In this way the sacraments are signs and seals of God’s covenant with His people. Baptism witnesses and seals to them that God incorporates them into His eternal covenant of grace and adopts them for His children and heirs. The Lord’s Supper, in turn, witnesses and seals to them that they belong to and are nourished in that covenant of grace. And as God’s children think upon these things, as they contemplate the mercy and grace of God, they grow spiritually stronger and stronger in their faith and in their knowledge of God and salvation. That is what makes our sacraments so precious to us! We need them! We thank God that He has provided these means whereby we might behold as in a glass the glory of the Lord! They are definitely means whereby we become partakers of the spiritual blessings of God’s grace. As partakers of these blessings we “are changed into the same (Christ’s, WGB) image from glory to glory even as by the Spirit of the Lord (II Cor. 3:18).”
There is one other truth which cannot be overlooked. Our sacraments are precious to us only because the Holy Spirit works through them.

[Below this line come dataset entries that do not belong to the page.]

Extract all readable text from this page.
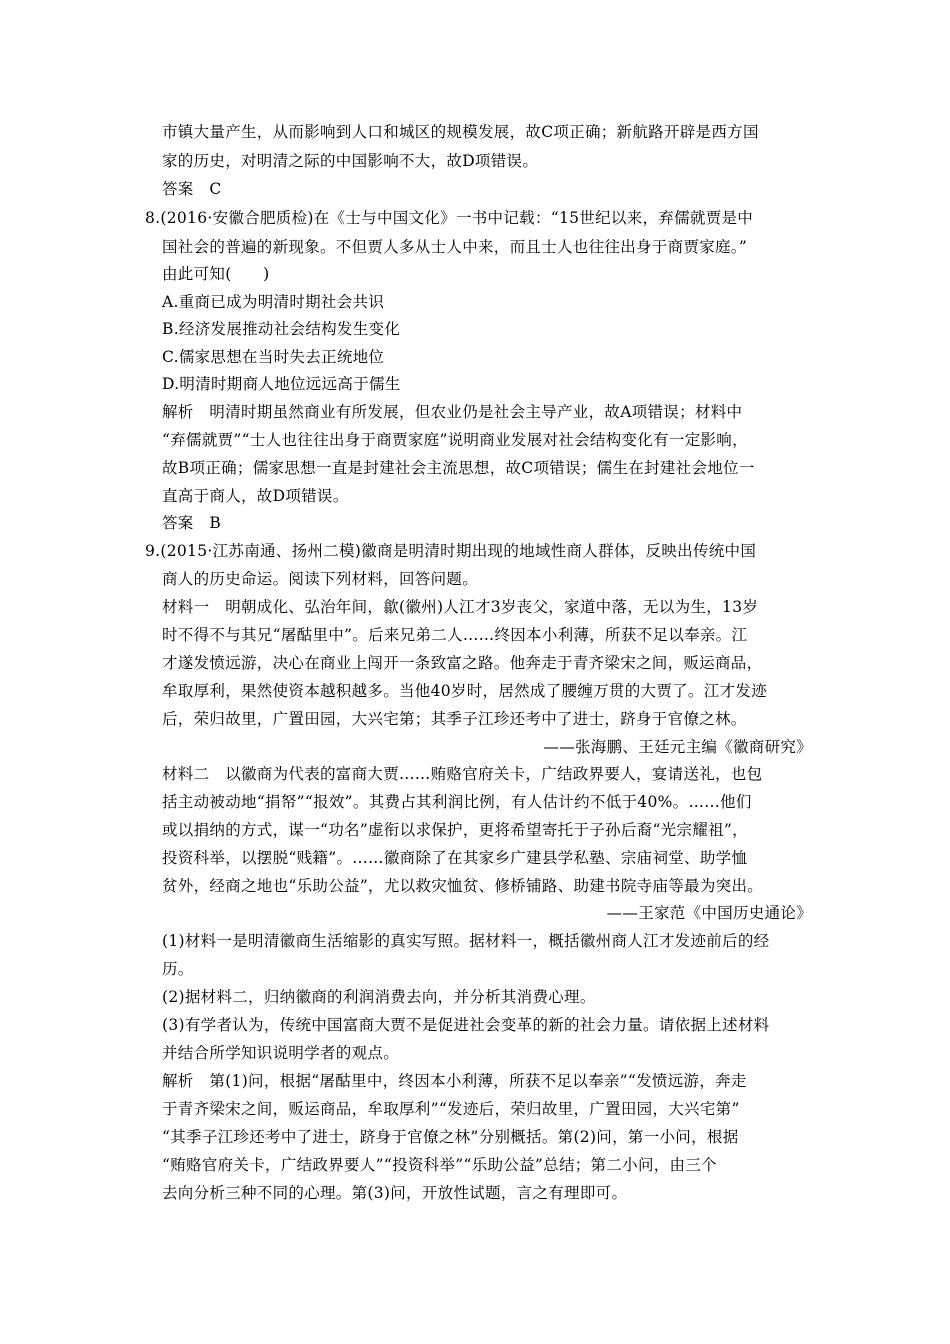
市镇大量产生，从而影响到人口和城区的规模发展，故C项正确；新航路开辟是西方国
家的历史，对明清之际的中国影响不大，故D项错误。
答案　C
8.(2016·安徽合肥质检)在《士与中国文化》一书中记载：“15世纪以来，弃儒就贾是中
国社会的普遍的新现象。不但贾人多从士人中来，而且士人也往往出身于商贾家庭。”
由此可知(　　)
A.重商已成为明清时期社会共识
B.经济发展推动社会结构发生变化
C.儒家思想在当时失去正统地位
D.明清时期商人地位远远高于儒生
解析　明清时期虽然商业有所发展，但农业仍是社会主导产业，故A项错误；材料中
“弃儒就贾”“士人也往往出身于商贾家庭”说明商业发展对社会结构变化有一定影响，
故B项正确；儒家思想一直是封建社会主流思想，故C项错误；儒生在封建社会地位一
直高于商人，故D项错误。
答案　B
9.(2015·江苏南通、扬州二模)徽商是明清时期出现的地域性商人群体，反映出传统中国
商人的历史命运。阅读下列材料，回答问题。
材料一　明朝成化、弘治年间，歙(徽州)人江才3岁丧父，家道中落，无以为生，13岁
时不得不与其兄“屠酤里中”。后来兄弟二人……终因本小利薄，所获不足以奉亲。江
才遂发愤远游，决心在商业上闯开一条致富之路。他奔走于青齐梁宋之间，贩运商品，
牟取厚利，果然使资本越积越多。当他40岁时，居然成了腰缠万贯的大贾了。江才发迹
后，荣归故里，广置田园，大兴宅第；其季子江珍还考中了进士，跻身于官僚之林。
——张海鹏、王廷元主编《徽商研究》
材料二　以徽商为代表的富商大贾……贿赂官府关卡，广结政界要人，宴请送礼，也包
括主动被动地“捐帑”“报效”。其费占其利润比例，有人估计约不低于40%。……他们
或以捐纳的方式，谋一“功名”虚衔以求保护，更将希望寄托于子孙后裔“光宗耀祖”，
投资科举，以摆脱“贱籍”。……徽商除了在其家乡广建县学私塾、宗庙祠堂、助学恤
贫外，经商之地也“乐助公益”，尤以救灾恤贫、修桥铺路、助建书院寺庙等最为突出。
——王家范《中国历史通论》
(1)材料一是明清徽商生活缩影的真实写照。据材料一，概括徽州商人江才发迹前后的经
历。
(2)据材料二，归纳徽商的利润消费去向，并分析其消费心理。
(3)有学者认为，传统中国富商大贾不是促进社会变革的新的社会力量。请依据上述材料
并结合所学知识说明学者的观点。
解析　第(1)问，根据“屠酤里中，终因本小利薄，所获不足以奉亲”“发愤远游，奔走
于青齐梁宋之间，贩运商品，牟取厚利”“发迹后，荣归故里，广置田园，大兴宅第”
“其季子江珍还考中了进士，跻身于官僚之林”分别概括。第(2)问，第一小问，根据
“贿赂官府关卡，广结政界要人”“投资科举”“乐助公益”总结；第二小问，由三个
去向分析三种不同的心理。第(3)问，开放性试题，言之有理即可。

They are always surrounded by the Word, and the Holy Spirit Himself through that Word works within us the knowledge and confidence of faith. Without the work of the Holy Spirit in the celebration of our sacraments the truth and assurance which they convey would fall upon dry and dusty soil. But He works in us as we witness Baptism and as we partake of the Lord’s Supper so that the truth and assurance conveyed in them becomes real in our hearts. We lay hold of the promise of the gospel and we make it our own. We love it and cherish it. We consider that gift of salvation the most precious thing in the world to us. That is what the Holy Spirit accomplishes in our hearts by means of our sacraments. If He did not, then those sacraments would not be all that dear to us.
Let us as a church of Jesus Christ maintain our sacraments in all their purity. Let us cherish them and guard them for the welfare of our faith and souls. Then we will remain faithful to God’s Word and will maintain the second mark of the true church of Christ. Let us love our sacraments! They are a necessary part of our continued spiritual life!